La campagna elettorale negli Sati Uniti è già iniziata.
Elizabeth Warren, la senatrice democratica candidata alla Casa Bianca nel 2020, ha chiesto alla Camera l’avvio della procedura di impeachment di Donald Trump. I «ripetuti tentativi del presidente di ostacolare l’indagine sul Russiagate -ha affermato- fa sì che tutti e due i partiti debbono mettere da parte le loro differenze politiche e compiere il loro dovere costituzionale. Questo significa che la Camera dovrebbe iniziare le procedure per l’impeachment contro il presidente».
The Hill, straordinario gazzettino di informazioni e pettegolezzi della capitale statunitense, sostiene che già circola una short list di candidati repubblicani della quale fanno parte i membri più autorevoli di Capitol Hill, primo tra tutti il senatore dell’Arizona Jeff Flake che, con un suo libro, “La coscienza di un conservatore”, si è messo in mostra con implacabili critiche al Presidente ed ai suoi sostenitori. Probabilmente il Gold Party lo escluderà per il mancato apprezzamento della leadership del partito. Ma è opinione comune che di guai il senatore ne procurerà molti.
Steve Bannon è già schierato sulle posizioni più oltranziste e Donald Trump ha dimostrato di ascoltarlo molto. Non soltanto Trump, per la verità, ascolta molto Bannon, anche il ministro dell’Interno Matteo Salvini che, secondo Time, figura nella classifica delle 100 persone più influenti nel mondo. Il profilo di Salvini è firmato da Steve Bannon.

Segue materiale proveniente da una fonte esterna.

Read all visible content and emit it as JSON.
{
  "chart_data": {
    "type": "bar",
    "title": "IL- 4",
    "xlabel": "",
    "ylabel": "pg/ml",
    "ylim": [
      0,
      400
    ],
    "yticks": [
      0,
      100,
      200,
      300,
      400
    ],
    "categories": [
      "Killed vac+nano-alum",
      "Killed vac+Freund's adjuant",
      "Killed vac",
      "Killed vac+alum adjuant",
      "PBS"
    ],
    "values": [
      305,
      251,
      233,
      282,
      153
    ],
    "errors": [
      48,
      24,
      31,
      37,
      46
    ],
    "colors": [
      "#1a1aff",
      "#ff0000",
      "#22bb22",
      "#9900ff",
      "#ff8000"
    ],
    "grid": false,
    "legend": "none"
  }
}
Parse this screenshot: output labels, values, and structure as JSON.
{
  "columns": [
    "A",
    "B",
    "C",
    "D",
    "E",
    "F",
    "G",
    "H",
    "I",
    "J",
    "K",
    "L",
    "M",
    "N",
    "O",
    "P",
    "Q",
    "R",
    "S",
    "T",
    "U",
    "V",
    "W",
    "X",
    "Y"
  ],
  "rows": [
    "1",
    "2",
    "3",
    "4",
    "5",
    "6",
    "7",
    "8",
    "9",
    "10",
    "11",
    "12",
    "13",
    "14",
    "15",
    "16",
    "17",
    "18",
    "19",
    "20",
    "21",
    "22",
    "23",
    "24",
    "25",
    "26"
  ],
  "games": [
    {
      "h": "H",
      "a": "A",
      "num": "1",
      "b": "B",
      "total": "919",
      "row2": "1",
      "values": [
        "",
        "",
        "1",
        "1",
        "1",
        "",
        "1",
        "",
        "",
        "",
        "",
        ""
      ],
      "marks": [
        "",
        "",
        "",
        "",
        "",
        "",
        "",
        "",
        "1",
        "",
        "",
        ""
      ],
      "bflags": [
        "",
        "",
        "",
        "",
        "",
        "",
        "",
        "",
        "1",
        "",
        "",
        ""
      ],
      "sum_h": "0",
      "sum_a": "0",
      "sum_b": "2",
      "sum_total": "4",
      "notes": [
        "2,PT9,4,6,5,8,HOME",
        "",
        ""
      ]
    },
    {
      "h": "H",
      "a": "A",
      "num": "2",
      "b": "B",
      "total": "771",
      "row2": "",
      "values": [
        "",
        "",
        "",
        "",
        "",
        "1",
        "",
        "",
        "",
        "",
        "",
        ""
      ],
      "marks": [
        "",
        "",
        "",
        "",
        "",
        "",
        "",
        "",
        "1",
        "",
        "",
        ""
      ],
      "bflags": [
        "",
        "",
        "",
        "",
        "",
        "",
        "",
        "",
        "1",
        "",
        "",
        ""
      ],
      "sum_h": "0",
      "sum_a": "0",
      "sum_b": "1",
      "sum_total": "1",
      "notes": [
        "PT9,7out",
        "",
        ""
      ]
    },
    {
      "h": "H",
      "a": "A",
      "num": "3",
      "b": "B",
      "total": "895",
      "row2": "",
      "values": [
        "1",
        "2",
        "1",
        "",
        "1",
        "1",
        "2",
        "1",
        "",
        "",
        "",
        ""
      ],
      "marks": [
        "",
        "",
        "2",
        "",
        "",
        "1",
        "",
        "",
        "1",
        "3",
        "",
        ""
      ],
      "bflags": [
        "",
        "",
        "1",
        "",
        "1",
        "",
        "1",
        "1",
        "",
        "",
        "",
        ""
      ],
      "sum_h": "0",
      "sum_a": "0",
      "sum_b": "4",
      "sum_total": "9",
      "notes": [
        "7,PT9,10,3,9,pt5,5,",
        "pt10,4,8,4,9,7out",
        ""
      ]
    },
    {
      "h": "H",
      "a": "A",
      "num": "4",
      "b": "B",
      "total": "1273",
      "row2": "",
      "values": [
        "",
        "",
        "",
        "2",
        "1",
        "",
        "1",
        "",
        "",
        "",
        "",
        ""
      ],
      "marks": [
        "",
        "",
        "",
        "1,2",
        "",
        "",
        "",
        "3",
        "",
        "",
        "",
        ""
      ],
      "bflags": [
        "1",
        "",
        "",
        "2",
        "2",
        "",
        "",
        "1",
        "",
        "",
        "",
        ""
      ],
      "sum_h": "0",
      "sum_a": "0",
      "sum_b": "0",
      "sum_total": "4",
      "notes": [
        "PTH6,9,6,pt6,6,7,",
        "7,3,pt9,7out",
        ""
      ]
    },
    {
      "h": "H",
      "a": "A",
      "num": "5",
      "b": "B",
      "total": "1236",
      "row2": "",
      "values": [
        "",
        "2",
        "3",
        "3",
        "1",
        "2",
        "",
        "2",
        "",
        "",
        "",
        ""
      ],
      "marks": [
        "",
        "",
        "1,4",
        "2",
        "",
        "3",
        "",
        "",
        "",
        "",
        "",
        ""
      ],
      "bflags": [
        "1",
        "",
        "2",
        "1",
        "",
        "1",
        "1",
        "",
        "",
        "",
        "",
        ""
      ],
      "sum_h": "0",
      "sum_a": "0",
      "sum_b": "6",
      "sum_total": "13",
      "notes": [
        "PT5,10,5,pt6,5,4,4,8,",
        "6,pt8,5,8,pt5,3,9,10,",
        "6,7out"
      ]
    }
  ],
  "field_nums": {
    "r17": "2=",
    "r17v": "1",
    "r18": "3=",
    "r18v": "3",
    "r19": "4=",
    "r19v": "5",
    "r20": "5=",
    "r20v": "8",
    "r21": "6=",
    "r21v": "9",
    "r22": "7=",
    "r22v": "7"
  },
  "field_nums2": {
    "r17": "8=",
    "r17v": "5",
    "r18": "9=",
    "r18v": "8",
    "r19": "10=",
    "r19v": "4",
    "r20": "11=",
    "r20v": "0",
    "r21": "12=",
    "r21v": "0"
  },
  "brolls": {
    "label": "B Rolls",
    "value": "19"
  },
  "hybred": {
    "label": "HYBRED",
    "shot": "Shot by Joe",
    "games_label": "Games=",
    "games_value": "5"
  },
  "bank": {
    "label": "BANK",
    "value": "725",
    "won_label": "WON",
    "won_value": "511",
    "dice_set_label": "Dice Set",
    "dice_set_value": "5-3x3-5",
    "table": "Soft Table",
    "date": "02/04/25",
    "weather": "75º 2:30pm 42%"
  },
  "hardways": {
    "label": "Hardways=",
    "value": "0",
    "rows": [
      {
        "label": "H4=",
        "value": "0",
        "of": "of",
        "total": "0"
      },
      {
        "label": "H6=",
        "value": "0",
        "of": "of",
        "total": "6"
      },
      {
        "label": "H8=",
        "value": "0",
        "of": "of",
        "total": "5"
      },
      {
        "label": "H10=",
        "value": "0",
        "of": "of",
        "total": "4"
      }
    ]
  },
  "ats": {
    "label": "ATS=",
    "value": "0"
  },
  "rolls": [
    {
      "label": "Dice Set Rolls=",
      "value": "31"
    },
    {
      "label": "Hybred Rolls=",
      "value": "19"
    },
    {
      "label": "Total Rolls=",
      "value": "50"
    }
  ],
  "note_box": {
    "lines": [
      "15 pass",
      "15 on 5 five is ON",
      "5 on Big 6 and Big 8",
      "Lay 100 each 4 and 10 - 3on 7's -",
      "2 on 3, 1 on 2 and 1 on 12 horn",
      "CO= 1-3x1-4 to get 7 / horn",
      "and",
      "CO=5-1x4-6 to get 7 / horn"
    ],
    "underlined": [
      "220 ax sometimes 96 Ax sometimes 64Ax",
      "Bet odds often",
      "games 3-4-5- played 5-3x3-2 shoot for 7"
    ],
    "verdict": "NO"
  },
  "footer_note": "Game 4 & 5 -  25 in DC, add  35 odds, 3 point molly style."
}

Gli USA, prima con Obama e soprattutto con Trump, vivono un’epoca travagliata. L’egemonia conquistata in ben più di un secolo di storia soffre una crisi di legittimità dovuta non all’opposizione degli avversari storici (Russia, Cina, Iran, Corea del Nord), ma dalla preoccupazione degli alleati per la erraticità della sua politica, la imprevedibilità, la capacità di autosmentirsi se necessario il giorno dopo una dichiarazione, che solo perché è stata pronunciata ha già generato problemi.
Come è il caso della telefonata ad Haftar, che ha messo in crisi il modello multilaterale di soluzione di conflitti locali ed ha rotto nel sistema NATO il concerto di responsabilità politiche di area.
Speriamo bene.
Hag Sameah, Buona Pasqua, Happy Easter, Frohe Ostern.